Financial Metric (FY25 vs FY24) | FY24 | FY25 | Growth |
---|---|---|---|
Revenue | ₹154.24 crores | ₹227.14 crores | +47% |
Profit After Tax (PAT) | ₹5.44 crores | ₹10.79 crores | +98% |
EBITDA | Nearly doubled, indicating improved operational efficiency. |
These figures, as reported by sources like The Economic Times and IPO Watch, underscore the company's strong growth trajectory and potential for long-term value creation.
Hot News and Social Media Buzz
The IPO has generated significant discussion on social media platforms like X (formerly Twitter). Influencers and market analysts have been actively posting updates.
@GuruShareMarket & @bsindia: Highlighted the strong subscription numbers (12x to 15.60x) and a healthy GMP range of 36% to 43%, signaling positive investor sentiment.

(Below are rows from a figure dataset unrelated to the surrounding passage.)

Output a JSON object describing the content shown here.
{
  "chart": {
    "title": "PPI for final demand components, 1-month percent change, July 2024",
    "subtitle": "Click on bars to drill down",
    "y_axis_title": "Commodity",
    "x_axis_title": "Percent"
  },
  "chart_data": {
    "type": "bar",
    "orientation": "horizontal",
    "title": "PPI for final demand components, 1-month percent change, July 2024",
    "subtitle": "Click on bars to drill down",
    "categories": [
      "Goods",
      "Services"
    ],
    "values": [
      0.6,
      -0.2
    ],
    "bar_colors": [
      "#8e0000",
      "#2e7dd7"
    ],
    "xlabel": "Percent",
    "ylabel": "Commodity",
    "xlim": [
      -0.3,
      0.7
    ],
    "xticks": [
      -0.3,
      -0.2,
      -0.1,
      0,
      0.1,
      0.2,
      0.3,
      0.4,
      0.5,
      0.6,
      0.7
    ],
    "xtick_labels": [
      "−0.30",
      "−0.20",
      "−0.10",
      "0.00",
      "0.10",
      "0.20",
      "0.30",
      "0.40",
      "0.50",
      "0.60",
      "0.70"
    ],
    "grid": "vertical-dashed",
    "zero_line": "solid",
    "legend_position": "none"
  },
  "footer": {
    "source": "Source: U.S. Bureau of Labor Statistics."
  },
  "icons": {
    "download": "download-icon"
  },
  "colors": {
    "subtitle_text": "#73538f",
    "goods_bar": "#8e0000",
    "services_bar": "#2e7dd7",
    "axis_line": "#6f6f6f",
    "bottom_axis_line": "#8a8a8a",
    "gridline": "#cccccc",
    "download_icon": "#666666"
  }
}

@HeTalksFinance: Recommended applying for the IPO for potential listing gains, while also issuing a standard caution on the inherent volatility of SME stocks.
@ChintanParikh10: Reported on a live Q&A session with the company's Managing Director, which provided investors with deeper insights into operational strategies and future plans.
Conclusion and Investment Considerations
The Spunweb Nonwoven IPO presents a compelling opportunity for investors interested in the high-growth SME sector. However, a balanced view is essential.
Key Positives:
- Robust Subscription: Oversubscribed 15.60x, indicating high demand.
- Healthy GMP: A premium of over 40% suggests a strong listing.
- Impressive Financials: Revenue and profit growth of 47% and 98% respectively.
- Diversified Product Application: Reduces dependency on any single industry.
Points of Caution:
- SME IPO Risks: SME stocks are generally more volatile and less liquid than mainboard stocks.
- Low Initial QIB Interest: Lack of QIB participation on Day 1, though not unusual, is a point to note.
- Market Volatility: GMP is speculative, and the final listing price depends on market conditions on the listing day.
Investors should conduct their own due diligence and consider consulting a financial advisor. While the IPO appears poised for a premium listing based on current data, past performance is not indicative of future results.